Proof of orthogonal and symmetric.

Question

Given $x$ is an $n$ dimensional vector, if $A = I_n- (2/x^Tx)xx^T$, show that it is orthogonal and symmetric.

I know that if $A$ is orthogonal and symmetric, $A = \operatorname{inverse}(A) = A^T$, however, how do we prove that from the statement above?

Answer 1

Let $x$ be an $(n \times 1)$-matrix and $A = I_n - \frac{2}{x^T x} xx^T$.

Claim 1: $A$ is symmetric.

Proof: $$\begin{align} A^T &= (I_n - \frac{2}{x^T x} xx^T)^T \\ &= I_n^T - \frac{2}{x^T x} (xx^T)^T\\ & = I_n - \frac{2}{x^T x} xx^T \\ &= A, \end{align}$$ so $A$ is symmetric.

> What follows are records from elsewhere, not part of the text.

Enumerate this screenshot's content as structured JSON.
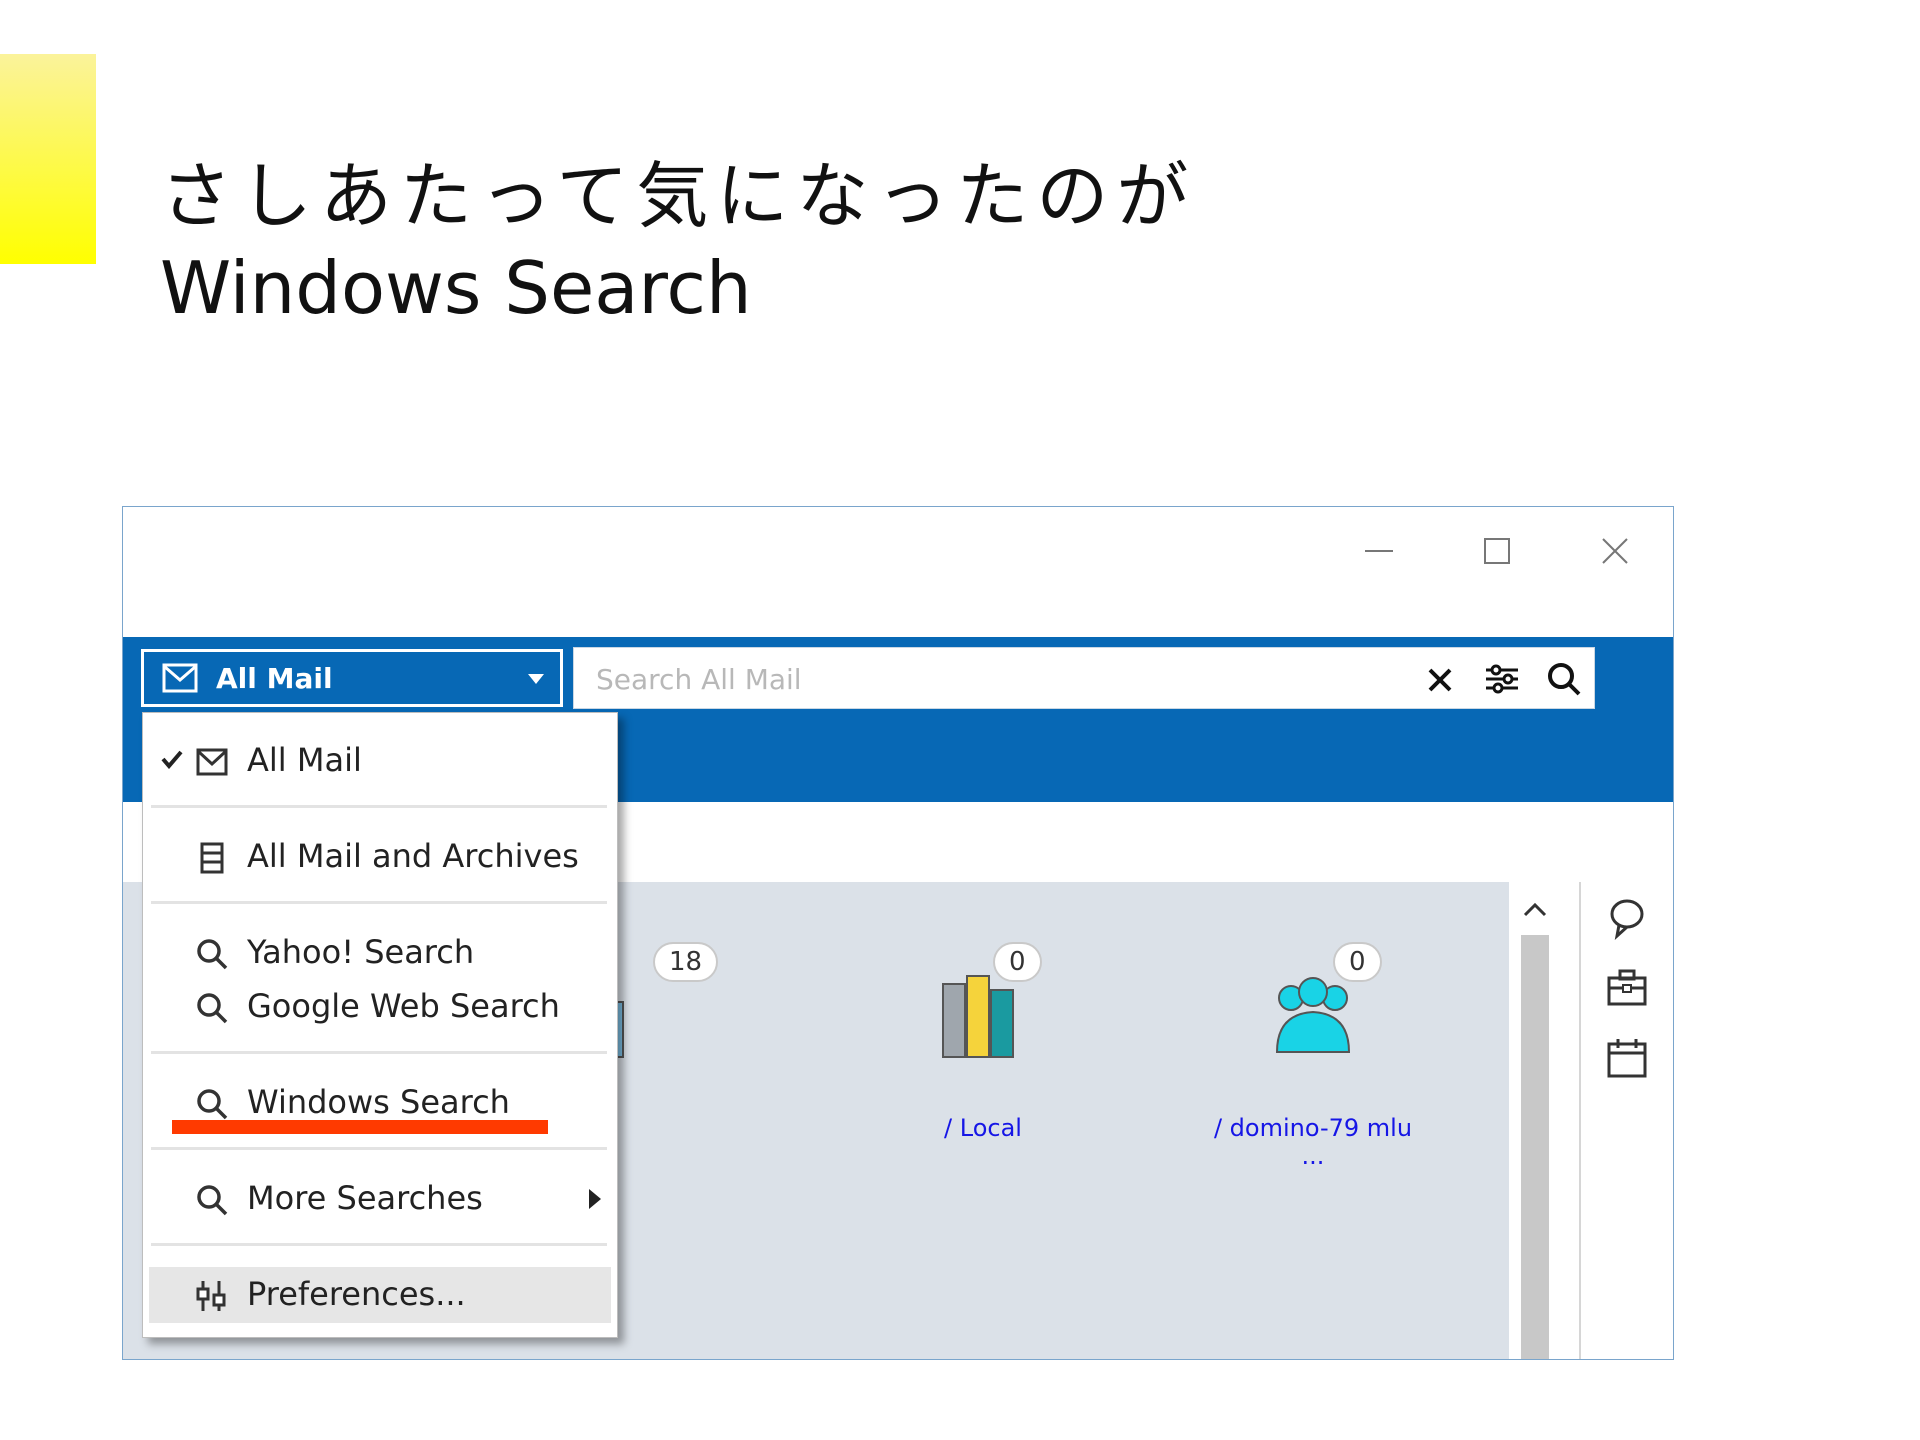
{
  "slide": {
    "title_line1": "さしあたって気になったのが",
    "title_line2": "Windows Search",
    "accent_color": "#ffff00",
    "underline_color": "#ff3a00"
  },
  "window": {
    "controls": [
      "minimize-icon",
      "maximize-icon",
      "close-icon"
    ],
    "toolbar_color": "#0768b5"
  },
  "scope": {
    "label": "All Mail",
    "icon": "mail-icon",
    "dropdown_icon": "chevron-down-icon"
  },
  "search": {
    "placeholder": "Search All Mail",
    "value": "",
    "actions": [
      "clear-icon",
      "search-options-icon",
      "search-icon"
    ]
  },
  "menu": {
    "items": [
      {
        "label": "All Mail",
        "icon": "mail-icon",
        "checked": true
      },
      {
        "label": "All Mail and Archives",
        "icon": "archive-icon",
        "checked": false
      },
      {
        "label": "Yahoo! Search",
        "icon": "search-icon",
        "checked": false
      },
      {
        "label": "Google Web Search",
        "icon": "search-icon",
        "checked": false
      },
      {
        "label": "Windows Search",
        "icon": "search-icon",
        "checked": false,
        "highlighted": true
      },
      {
        "label": "More Searches",
        "icon": "search-icon",
        "checked": false,
        "submenu": true
      },
      {
        "label": "Preferences...",
        "icon": "preferences-icon",
        "checked": false,
        "hovered": true
      }
    ]
  },
  "tiles": [
    {
      "badge": "18",
      "name": "",
      "server": "",
      "icon": "library-icon"
    },
    {
      "badge": "0",
      "name": "",
      "server": "/ Local",
      "icon": "library-icon"
    },
    {
      "badge": "0",
      "name": "",
      "server": "/ domino-79 mlu ...",
      "icon": "people-icon"
    }
  ],
  "side_rail": {
    "icons": [
      "chat-icon",
      "toolbox-icon",
      "calendar-icon"
    ]
  }
}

Claim 2: $A$ is orthogonal.

Proof: $$\begin{align} AA^T &= A^2 \\ &= \left(I_n - \frac{2}{x^T x} xx^T\right)^2 \\ &= I_n^2 - 2 \frac{2}{x^Tx} xx^T + \frac{4}{(x^Tx)^2} (x x^T)^2 \\ &= I_n - \frac{4}{x^Tx} xx^T + \frac{4}{x^Tx} xx^T \\ &= I_n,\end{align}$$ so $A$ is orthogonal.

Note that for Claim 2:

• The first equation follows from $A^T = A$ which we have shown in Claim 1.
• $x^T x$ is a scalar which implies $(xx^T)^2 = x (x^T x) x^T = (x^T x) xx^T$, so the equation before last follows from cancelling $x^Tx$).

Answer 2

To prove that $A$ is symmetric, you can use the fact that sum of symmetric matrices is symmetric.

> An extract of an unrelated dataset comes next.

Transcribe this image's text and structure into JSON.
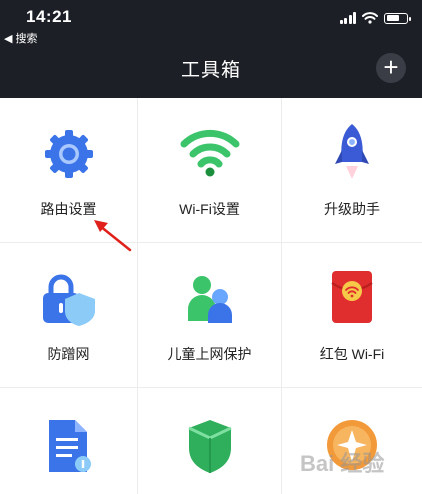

Lemma: Sum of symmetric matrices is symmetric.

Claim: $A$ is symmetric

Proof: To establish the claim, we just need to prove that $xx^T$ is symmetric. \begin{equation} (xx^T)^T = \left((x^T)^Tx^T\right) = xx^T \end{equation} Thus, $A = I_n + k xx^T$ is symmetric where $k = -2/x^Tx$ is a scalar.

Orthogonality requires that $A^TA = I_n$. Steps are shown in another answer.